The fine report by the Vancouver Park Commission is taking some heat. Something was printed this morning from Stephen Quinn, the host of On the Coast on CBC Radio One. Obviously the paper felt the entire airwaves wasn’t space enough for him in which to broadcast his petulant opinions, and granted him a full page to write whatever he liked. In my head I hear the voice of Niles Crane writing this over an expresso, see if you don’t agree.
I have read with interest the so-called draft Biodiversity Strategy you released earlier this week and I have to tell you, it’s not sitting well with me. Frankly, it scares me, particularly the sections outlining measures that could lead to more wildlife running around our city. I urge you to take a more cautious and measured approach.
Let’s begin with beavers. While the Park Board apparently sees the increase in the city’s beaver population as a positive signal, I assure you it is no such thing.
I had never seen an actual beaver until a few weeks ago. Have you seen one? It was huge, like a giant flat-tailed rat with hideous teeth and beady black eyes. It was swimming upstream in Still Creek right beside the Superstore parking lot. I can tell you that just a short distance away there were mothers walking with their children! No one should have to face this sort of threat at eight o’clock on a Saturday morning in a place that is supposed to be nature-free.
Day-lighting the creek was a huge mistake! Your own report says salmon have returned and are spawning and then dying and if I may quote, “provide food for otters and mink.” So attracting more wild animals?Where does it stop? Bears? Wolves?!

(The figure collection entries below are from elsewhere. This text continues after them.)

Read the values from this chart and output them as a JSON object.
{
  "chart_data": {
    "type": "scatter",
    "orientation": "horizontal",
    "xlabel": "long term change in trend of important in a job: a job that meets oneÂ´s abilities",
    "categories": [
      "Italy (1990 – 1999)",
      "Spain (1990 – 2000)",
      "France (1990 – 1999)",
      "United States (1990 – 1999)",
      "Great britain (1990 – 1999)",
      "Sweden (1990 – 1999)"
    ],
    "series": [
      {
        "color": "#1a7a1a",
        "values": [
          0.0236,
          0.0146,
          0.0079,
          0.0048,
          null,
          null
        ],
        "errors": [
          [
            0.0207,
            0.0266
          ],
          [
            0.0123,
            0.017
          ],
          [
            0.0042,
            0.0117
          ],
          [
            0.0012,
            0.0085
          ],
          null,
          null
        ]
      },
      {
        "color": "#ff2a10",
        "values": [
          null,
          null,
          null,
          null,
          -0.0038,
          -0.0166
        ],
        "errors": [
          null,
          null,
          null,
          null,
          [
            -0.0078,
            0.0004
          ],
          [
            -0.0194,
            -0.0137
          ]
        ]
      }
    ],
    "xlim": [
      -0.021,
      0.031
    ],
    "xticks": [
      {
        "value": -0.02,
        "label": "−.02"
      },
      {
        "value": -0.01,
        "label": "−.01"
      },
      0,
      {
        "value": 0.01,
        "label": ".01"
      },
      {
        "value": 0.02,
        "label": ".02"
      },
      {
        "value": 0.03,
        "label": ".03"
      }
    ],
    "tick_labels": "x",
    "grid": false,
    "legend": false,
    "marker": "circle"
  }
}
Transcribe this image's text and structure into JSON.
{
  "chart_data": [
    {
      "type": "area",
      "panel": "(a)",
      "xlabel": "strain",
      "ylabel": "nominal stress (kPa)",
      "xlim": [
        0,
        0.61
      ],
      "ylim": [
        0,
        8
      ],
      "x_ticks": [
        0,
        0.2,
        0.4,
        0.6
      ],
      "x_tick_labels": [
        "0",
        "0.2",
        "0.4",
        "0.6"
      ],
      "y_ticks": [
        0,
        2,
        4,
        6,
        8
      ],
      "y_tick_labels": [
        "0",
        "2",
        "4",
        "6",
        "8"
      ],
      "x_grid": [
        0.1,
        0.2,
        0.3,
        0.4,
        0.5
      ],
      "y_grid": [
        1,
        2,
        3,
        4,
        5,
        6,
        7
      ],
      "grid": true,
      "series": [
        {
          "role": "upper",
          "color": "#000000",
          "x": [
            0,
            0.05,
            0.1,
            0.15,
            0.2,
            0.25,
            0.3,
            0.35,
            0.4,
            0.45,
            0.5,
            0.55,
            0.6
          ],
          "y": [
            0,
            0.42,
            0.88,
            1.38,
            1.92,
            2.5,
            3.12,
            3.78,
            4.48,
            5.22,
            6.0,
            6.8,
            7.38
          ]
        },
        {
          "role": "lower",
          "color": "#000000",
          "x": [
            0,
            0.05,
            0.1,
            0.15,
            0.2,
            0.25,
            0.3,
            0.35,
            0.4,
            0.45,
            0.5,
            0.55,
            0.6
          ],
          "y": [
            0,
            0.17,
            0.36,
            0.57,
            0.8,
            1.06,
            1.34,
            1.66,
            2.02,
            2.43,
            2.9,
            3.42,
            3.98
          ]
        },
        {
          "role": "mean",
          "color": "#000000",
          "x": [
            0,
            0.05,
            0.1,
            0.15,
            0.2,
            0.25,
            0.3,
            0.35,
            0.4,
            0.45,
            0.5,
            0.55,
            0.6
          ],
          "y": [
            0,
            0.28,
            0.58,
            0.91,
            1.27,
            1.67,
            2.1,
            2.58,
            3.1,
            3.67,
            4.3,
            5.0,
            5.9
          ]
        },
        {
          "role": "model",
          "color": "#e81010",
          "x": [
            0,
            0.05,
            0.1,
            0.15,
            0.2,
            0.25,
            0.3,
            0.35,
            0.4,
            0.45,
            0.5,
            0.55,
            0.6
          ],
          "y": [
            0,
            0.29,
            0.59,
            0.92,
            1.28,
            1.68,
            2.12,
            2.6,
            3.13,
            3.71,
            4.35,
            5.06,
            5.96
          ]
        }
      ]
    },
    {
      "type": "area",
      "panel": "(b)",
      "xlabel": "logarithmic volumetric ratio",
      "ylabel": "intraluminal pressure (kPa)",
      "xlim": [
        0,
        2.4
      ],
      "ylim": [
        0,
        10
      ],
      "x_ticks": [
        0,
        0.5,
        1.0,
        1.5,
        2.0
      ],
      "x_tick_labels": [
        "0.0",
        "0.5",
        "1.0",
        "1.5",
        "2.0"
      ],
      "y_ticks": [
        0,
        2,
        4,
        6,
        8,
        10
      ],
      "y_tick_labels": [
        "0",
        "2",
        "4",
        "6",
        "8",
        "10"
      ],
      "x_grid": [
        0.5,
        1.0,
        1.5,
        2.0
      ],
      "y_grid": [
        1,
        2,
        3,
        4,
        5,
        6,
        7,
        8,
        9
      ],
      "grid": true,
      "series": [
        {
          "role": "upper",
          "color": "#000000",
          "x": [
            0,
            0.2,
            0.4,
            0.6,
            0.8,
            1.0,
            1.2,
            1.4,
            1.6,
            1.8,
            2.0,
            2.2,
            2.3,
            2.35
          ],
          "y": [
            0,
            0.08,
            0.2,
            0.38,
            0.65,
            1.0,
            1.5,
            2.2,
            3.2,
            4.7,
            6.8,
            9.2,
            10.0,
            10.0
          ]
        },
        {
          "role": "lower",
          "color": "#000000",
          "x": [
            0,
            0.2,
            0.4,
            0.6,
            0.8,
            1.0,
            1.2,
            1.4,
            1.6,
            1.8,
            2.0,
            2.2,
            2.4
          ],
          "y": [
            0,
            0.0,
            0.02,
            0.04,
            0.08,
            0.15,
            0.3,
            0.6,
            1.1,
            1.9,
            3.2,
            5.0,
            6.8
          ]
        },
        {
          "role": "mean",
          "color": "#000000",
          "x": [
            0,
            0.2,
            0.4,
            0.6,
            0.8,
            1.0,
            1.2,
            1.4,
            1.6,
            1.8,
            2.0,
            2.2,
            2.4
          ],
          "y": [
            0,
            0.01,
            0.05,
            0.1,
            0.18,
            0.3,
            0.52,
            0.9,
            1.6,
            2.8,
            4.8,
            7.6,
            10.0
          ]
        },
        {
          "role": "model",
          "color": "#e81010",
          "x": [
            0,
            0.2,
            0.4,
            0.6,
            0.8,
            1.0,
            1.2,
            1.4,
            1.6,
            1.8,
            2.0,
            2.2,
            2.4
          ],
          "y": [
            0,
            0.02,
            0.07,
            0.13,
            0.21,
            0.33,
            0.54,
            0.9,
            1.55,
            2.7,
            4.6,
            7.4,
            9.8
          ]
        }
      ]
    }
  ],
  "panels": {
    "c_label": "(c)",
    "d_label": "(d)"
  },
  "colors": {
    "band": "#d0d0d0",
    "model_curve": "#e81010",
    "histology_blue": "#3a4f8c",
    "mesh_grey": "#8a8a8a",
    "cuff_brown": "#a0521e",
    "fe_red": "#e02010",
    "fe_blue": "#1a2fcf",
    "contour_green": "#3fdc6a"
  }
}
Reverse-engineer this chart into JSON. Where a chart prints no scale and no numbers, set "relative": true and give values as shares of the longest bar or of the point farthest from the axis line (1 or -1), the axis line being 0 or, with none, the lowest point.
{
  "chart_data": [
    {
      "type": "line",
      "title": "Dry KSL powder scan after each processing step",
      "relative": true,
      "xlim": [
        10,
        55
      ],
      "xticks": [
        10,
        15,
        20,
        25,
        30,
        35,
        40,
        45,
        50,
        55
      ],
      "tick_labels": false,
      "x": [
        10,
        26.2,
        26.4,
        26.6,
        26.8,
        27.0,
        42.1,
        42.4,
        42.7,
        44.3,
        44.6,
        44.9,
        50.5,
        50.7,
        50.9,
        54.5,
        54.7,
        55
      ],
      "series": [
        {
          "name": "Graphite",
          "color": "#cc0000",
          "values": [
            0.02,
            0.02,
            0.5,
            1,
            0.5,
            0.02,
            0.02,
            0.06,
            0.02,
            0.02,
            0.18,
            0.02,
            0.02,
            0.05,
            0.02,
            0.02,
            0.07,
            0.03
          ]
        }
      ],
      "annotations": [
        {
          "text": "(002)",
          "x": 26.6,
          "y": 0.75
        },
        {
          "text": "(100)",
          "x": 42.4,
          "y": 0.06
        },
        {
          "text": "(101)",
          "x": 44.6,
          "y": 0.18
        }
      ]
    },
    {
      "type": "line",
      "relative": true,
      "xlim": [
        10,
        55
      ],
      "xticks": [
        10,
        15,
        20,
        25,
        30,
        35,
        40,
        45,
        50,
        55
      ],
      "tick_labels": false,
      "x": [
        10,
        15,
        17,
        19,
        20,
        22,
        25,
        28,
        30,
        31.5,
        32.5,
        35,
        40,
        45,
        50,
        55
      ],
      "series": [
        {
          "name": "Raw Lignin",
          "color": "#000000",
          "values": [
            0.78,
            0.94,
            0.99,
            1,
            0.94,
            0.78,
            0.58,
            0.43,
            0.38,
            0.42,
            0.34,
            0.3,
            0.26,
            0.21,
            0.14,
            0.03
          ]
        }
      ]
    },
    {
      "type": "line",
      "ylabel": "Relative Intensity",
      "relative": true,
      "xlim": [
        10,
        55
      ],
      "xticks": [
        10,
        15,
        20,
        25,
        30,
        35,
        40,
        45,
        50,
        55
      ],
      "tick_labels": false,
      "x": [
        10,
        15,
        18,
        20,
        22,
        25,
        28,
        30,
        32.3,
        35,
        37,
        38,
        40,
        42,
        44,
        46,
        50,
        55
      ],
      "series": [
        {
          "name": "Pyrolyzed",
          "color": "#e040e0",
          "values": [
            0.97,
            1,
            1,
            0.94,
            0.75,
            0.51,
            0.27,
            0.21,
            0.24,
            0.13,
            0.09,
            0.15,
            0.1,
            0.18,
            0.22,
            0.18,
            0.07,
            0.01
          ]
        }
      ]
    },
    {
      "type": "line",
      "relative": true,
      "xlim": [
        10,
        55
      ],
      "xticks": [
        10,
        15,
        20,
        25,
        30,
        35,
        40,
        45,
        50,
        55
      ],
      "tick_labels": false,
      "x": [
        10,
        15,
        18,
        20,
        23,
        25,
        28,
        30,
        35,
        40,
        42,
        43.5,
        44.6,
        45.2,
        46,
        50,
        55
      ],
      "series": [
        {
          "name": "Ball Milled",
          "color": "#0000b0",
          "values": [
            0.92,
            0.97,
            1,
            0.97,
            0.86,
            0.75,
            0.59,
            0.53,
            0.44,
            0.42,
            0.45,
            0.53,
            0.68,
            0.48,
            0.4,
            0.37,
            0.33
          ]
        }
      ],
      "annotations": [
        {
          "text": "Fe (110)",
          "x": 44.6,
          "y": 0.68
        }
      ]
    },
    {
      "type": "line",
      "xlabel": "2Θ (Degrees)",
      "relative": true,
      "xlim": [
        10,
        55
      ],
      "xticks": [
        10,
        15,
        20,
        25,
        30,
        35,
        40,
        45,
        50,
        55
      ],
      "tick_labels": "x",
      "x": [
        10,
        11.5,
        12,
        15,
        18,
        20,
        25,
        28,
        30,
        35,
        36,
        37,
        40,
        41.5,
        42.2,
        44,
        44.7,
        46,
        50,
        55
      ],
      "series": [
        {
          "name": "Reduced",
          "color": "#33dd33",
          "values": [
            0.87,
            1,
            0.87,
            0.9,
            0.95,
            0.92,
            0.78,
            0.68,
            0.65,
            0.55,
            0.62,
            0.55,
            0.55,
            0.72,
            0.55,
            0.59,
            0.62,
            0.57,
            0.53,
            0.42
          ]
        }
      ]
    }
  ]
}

It goes on at some length, because word restrictions are only necessary for us persona non grata peons, not for celebrities like Mr. Quinn who’s afraid of beavers, wolves and bears. It all reads like those paragraphs so you can get the idea. For my money the best line is, why would anyone want to daylight a creek anyway?
My hair was on fire this morning when I read through this tripe and burned out my response, but now I can see the humor of it. It’s almost offers the best argument against itself by very quickly becoming absurd. If he didn’t have a national radio platform to beat his drum every day I could laugh this off. Hmm.
Your report also celebrates the “healthy populations” of other mammals like raccoons and skunks. Have you seen what
the mammals you love so much have done to my lawn – which already looked pretty terrible thanks to your ban on cosmetic pesticides? They have reduced it to mud, I tell you!
And then you say that 674 racoons have been killed by cars since 2001? Does that not tell you that animals like raccoons don’t belong in our city? I find it interesting that your staff can keep such an accurate count of dead raccoons but still not know how many coywolves are out there.
I had no idea that this golf course mentality existed in Canada. I thought it was uniquely American – a product of places with green lawns and clipped hedges. Thank you, Mr. Quinn for opening my eyes.
Of course I sent my letter to the editor. You should too.